API keyOpenAI API key with Whisper access.
ModelDefault whisper-1.
Price (per min)Default $0.006. Updates if OpenAI changes pricing — verify against your invoice.

OpenAI’s Whisper API runs the large-v2 model on their infrastructure. Quality is excellent; cost is per-minute of audio.

Subgen is a separate self-hosted service for Whisper transcription with a queue. Recommended when you have a GPU and want to keep transcription off Sublarr’s process.

SettingEffect
EnabledMaster switch.
Subgen URLBase URL of the Subgen service.
API keyAuth token (when configured on Subgen).
ModelOverride Subgen’s default; usually leave empty.

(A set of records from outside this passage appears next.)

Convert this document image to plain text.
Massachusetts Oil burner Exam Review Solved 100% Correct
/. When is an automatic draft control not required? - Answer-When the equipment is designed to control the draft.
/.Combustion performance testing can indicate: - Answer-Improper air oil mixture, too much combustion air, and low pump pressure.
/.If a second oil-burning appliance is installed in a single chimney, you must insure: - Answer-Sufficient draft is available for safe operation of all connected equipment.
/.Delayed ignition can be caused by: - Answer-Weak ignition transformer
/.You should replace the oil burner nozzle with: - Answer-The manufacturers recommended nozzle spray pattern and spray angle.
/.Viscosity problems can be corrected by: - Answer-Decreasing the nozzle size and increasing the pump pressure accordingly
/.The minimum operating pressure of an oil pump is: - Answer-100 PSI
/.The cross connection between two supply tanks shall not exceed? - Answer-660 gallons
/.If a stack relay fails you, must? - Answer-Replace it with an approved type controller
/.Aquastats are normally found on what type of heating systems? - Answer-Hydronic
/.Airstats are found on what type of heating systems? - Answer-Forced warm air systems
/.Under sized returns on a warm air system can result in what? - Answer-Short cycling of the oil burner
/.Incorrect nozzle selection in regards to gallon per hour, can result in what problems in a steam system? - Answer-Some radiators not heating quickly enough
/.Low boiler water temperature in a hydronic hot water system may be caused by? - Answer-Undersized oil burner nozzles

Sublarr offers transcription in three places:

TriggerWhen
Manual: Library → Sidecar → TranscribeOne-off; you click.
Auto: when no provider returns a matchConfigurable per profile (Settings → Subtitles → Languages → Transcribe on miss).
Batch: Wanted → Transcribe selectedSame as manual but for many items.
Audio qualityWhisper medium accuracylarge-v3 accuracy
Studio dialogue, single speaker~ 95%~ 98%
TV / movie dialogue, mixed~ 85%~ 92%
Anime with overlapping dialogue, music~ 65–80%~ 80–88%
Noisy field recording~ 50%~ 65%

Numbers are word-error-rate (WER) inverses; treat them as ballparks, not guarantees.

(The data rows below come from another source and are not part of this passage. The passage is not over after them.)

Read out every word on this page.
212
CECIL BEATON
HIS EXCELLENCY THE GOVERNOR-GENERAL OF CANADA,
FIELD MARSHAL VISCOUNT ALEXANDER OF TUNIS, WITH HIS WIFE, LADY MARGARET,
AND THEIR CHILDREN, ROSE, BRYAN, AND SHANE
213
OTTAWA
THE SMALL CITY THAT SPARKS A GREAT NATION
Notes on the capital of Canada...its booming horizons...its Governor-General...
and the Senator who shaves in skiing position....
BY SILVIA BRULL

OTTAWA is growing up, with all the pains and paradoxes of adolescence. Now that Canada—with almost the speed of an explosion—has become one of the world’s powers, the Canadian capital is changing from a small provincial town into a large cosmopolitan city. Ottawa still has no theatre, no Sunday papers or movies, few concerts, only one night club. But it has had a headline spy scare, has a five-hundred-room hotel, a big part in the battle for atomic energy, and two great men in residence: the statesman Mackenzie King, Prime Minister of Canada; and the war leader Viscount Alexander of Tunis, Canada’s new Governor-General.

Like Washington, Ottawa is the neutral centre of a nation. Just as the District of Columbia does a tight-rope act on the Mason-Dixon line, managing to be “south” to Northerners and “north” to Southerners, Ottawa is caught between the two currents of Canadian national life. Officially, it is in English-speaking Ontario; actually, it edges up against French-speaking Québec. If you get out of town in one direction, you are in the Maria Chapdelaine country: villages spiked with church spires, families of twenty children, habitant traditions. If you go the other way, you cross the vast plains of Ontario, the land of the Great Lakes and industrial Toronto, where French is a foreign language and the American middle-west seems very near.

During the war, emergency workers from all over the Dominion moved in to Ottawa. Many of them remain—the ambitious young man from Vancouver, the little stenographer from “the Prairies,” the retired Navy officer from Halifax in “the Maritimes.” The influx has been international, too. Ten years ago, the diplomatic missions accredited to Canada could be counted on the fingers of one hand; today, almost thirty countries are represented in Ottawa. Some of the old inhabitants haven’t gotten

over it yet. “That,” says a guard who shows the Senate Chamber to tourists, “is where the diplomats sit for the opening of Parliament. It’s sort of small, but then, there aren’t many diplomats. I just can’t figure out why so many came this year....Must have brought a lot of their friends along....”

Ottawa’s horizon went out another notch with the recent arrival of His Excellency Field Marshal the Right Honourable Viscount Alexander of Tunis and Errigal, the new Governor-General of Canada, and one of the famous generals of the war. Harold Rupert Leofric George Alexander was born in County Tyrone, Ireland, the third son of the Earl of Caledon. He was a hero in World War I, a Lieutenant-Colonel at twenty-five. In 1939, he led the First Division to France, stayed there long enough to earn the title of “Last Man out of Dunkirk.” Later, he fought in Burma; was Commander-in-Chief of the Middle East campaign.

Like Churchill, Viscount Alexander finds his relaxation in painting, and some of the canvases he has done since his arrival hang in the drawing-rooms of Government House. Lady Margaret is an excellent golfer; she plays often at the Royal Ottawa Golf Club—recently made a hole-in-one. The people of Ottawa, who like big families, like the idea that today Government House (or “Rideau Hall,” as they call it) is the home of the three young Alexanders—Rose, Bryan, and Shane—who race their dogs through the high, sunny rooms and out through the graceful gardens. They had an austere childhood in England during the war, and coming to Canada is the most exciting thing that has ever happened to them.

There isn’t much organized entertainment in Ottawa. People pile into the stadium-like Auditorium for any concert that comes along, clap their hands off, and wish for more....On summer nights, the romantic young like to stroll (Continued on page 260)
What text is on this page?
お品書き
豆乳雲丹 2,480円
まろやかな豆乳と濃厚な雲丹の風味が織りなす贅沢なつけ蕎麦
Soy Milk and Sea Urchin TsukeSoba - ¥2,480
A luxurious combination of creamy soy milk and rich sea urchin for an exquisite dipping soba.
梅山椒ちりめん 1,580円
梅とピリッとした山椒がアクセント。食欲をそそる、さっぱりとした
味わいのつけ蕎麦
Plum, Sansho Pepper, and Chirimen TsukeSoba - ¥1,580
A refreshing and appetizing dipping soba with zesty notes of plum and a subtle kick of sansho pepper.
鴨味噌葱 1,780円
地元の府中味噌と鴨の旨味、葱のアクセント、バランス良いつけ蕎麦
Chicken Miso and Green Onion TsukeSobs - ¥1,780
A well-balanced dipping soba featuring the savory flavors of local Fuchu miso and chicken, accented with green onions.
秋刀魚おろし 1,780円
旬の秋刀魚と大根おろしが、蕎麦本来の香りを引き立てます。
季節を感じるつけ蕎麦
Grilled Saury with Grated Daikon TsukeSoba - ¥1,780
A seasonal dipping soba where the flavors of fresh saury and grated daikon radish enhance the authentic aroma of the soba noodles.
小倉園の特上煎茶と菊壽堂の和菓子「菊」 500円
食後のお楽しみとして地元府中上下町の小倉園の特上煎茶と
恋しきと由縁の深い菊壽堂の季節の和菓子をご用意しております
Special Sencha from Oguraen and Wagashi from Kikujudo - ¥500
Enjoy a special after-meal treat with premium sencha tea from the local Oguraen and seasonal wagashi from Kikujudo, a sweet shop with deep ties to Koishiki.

For OpenAI’s Whisper API at $0.006 / min:

ContentApprox cost
24-min anime episode~ $0.14
50-min TV episode~ $0.30
110-min movie~ $0.66
12-episode anime season~ $1.70

Self-hosted Whisper or Subgen has no per-minute cost — only your hardware time.

The raw Whisper output is rough — long monologue lines, no cue breaks, [BLANK_AUDIO] markers. Sublarr applies a post-processing pass:

StepPurpose
Cue splittingInsert breaks at natural pause boundaries.
PunctuationRe-capitalisation and final punctuation.
Min cue durationMerge cues shorter than 80 ms with the next.
Strip Whisper noise tagsRemove [BLANK_AUDIO], [Music], etc.

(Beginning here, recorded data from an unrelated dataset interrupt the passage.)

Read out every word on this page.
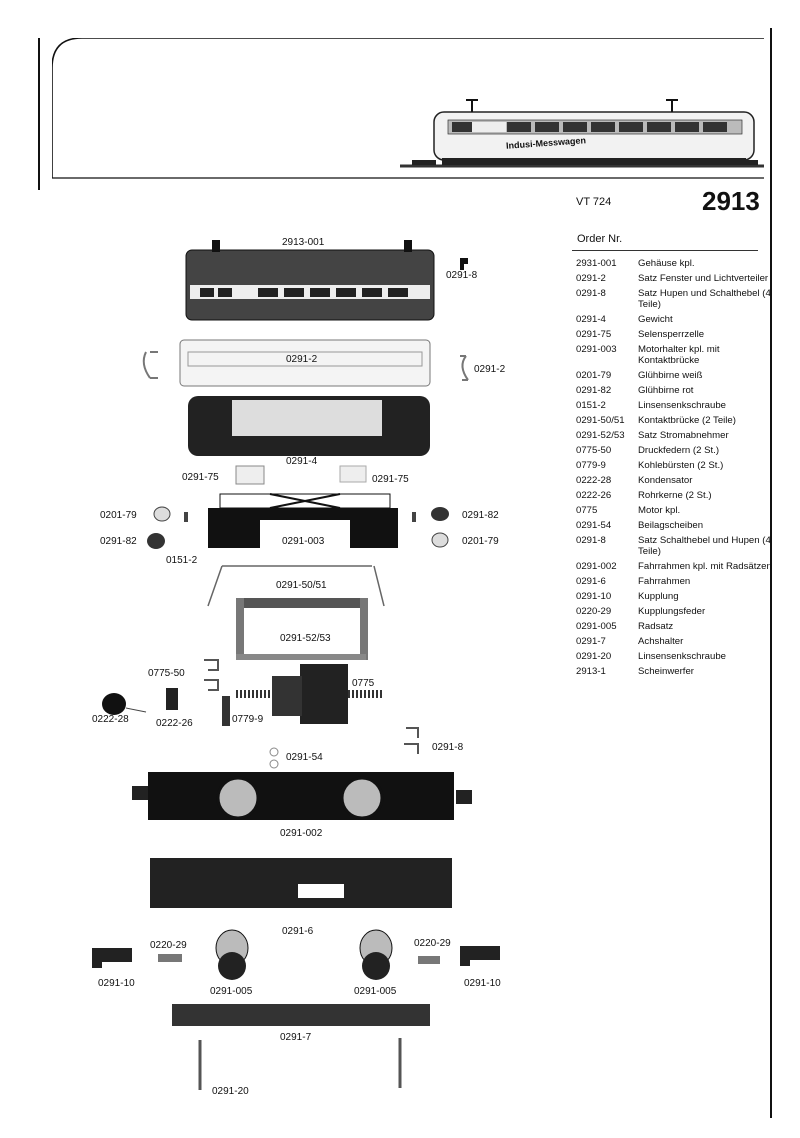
Indusi-Messwagen
VT 724	2913
Order Nr.
2931-001	Gehäuse kpl.
0291-2	Satz Fenster und Lichtverteiler
0291-8	Satz Hupen und Schalthebel (4 Teile)
0291-4	Gewicht
0291-75	Selensperrzelle
0291-003	Motorhalter kpl. mit Kontaktbrücke
0201-79	Glühbirne weiß
0291-82	Glühbirne rot
0151-2	Linsensenkschraube
0291-50/51	Kontaktbrücke (2 Teile)
0291-52/53	Satz Stromabnehmer
0775-50	Druckfedern (2 St.)
0779-9	Kohlebürsten (2 St.)
0222-28	Kondensator
0222-26	Rohrkerne (2 St.)
0775	Motor kpl.
0291-54	Beilagscheiben
0291-8	Satz Schalthebel und Hupen (4 Teile)
0291-002	Fahrrahmen kpl. mit Radsätzen
0291-6	Fahrrahmen
0291-10	Kupplung
0220-29	Kupplungsfeder
0291-005	Radsatz
0291-7	Achshalter
0291-20	Linsensenkschraube
2913-1	Scheinwerfer
2913-001
0291-8
0291-2
0291-2
0291-4
0291-75	0291-75
0201-79
0291-82
0291-82
0201-79
0291-003
0151-2
0291-50/51
0291-52/53
0775-50
0775
0222-28	0222-26	0779-9
0291-54
0291-8
0291-002
0291-6
0220-29	0220-29
0291-10	0291-10
0291-005	0291-005
0291-7
0291-20
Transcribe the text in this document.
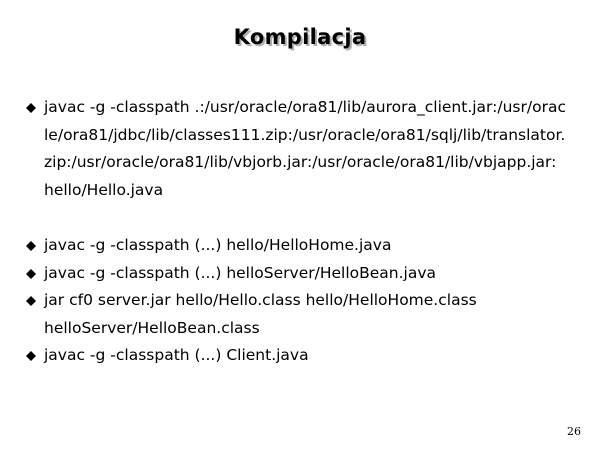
Kompilacja
javac -g -classpath .:/usr/oracle/ora81/lib/aurora_client.jar:/usr/oracle/ora81/jdbc/lib/classes111.zip:/usr/oracle/ora81/sqlj/lib/translator.zip:/usr/oracle/ora81/lib/vbjorb.jar:/usr/oracle/ora81/lib/vbjapp.jar:hello/Hello.java
javac -g -classpath (...) hello/HelloHome.java
javac -g -classpath (...) helloServer/HelloBean.java
jar cf0 server.jar hello/Hello.class hello/HelloHome.class helloServer/HelloBean.class
javac -g -classpath (...) Client.java
26
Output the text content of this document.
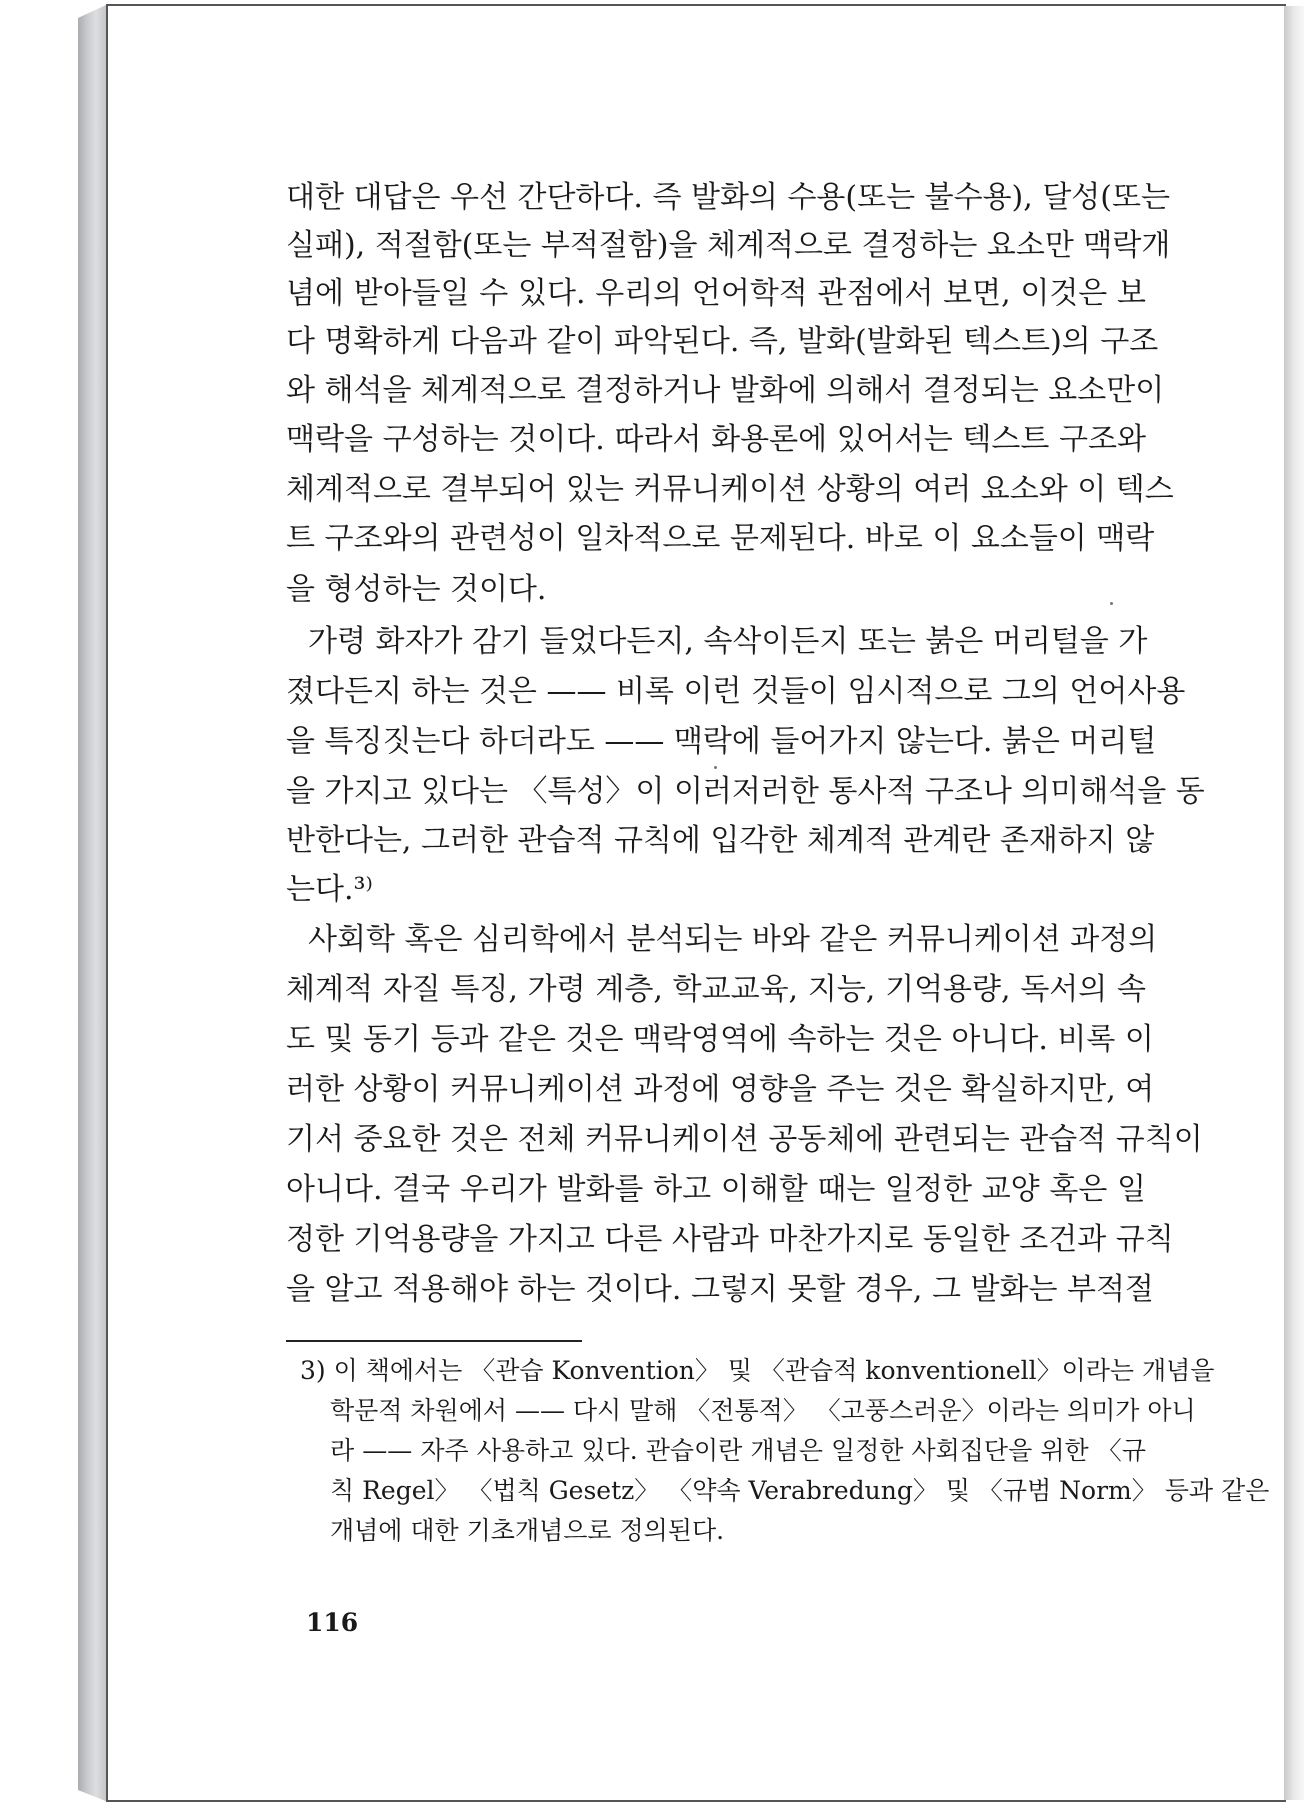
대한 대답은 우선 간단하다. 즉 발화의 수용(또는 불수용), 달성(또는
실패), 적절함(또는 부적절함)을 체계적으로 결정하는 요소만 맥락개
념에 받아들일 수 있다. 우리의 언어학적 관점에서 보면, 이것은 보
다 명확하게 다음과 같이 파악된다. 즉, 발화(발화된 텍스트)의 구조
와 해석을 체계적으로 결정하거나 발화에 의해서 결정되는 요소만이
맥락을 구성하는 것이다. 따라서 화용론에 있어서는 텍스트 구조와
체계적으로 결부되어 있는 커뮤니케이션 상황의 여러 요소와 이 텍스
트 구조와의 관련성이 일차적으로 문제된다. 바로 이 요소들이 맥락
을 형성하는 것이다.
가령 화자가 감기 들었다든지, 속삭이든지 또는 붉은 머리털을 가
졌다든지 하는 것은 —— 비록 이런 것들이 임시적으로 그의 언어사용
을 특징짓는다 하더라도 —— 맥락에 들어가지 않는다. 붉은 머리털
을 가지고 있다는 〈특성〉이 이러저러한 통사적 구조나 의미해석을 동
반한다는, 그러한 관습적 규칙에 입각한 체계적 관계란 존재하지 않
는다.³⁾
사회학 혹은 심리학에서 분석되는 바와 같은 커뮤니케이션 과정의
체계적 자질 특징, 가령 계층, 학교교육, 지능, 기억용량, 독서의 속
도 및 동기 등과 같은 것은 맥락영역에 속하는 것은 아니다. 비록 이
러한 상황이 커뮤니케이션 과정에 영향을 주는 것은 확실하지만, 여
기서 중요한 것은 전체 커뮤니케이션 공동체에 관련되는 관습적 규칙이
아니다. 결국 우리가 발화를 하고 이해할 때는 일정한 교양 혹은 일
정한 기억용량을 가지고 다른 사람과 마찬가지로 동일한 조건과 규칙
을 알고 적용해야 하는 것이다. 그렇지 못할 경우, 그 발화는 부적절
3) 이 책에서는 〈관습 Konvention〉 및 〈관습적 konventionell〉이라는 개념을
학문적 차원에서 —— 다시 말해 〈전통적〉 〈고풍스러운〉이라는 의미가 아니
라 —— 자주 사용하고 있다. 관습이란 개념은 일정한 사회집단을 위한 〈규
칙 Regel〉 〈법칙 Gesetz〉 〈약속 Verabredung〉 및 〈규범 Norm〉 등과 같은
개념에 대한 기초개념으로 정의된다.
116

The post-processing is shared with the regular subtitle pipeline — see Post-Processing for the full set of fixes.

In the same place as provider-downloaded subtitles: a sidecar next to the source video, named per Settings → Subtitles → Format & Naming. The provider field in Activity → History shows whisper:built-in, whisper:api, or subgen so you can audit which backend produced each subtitle.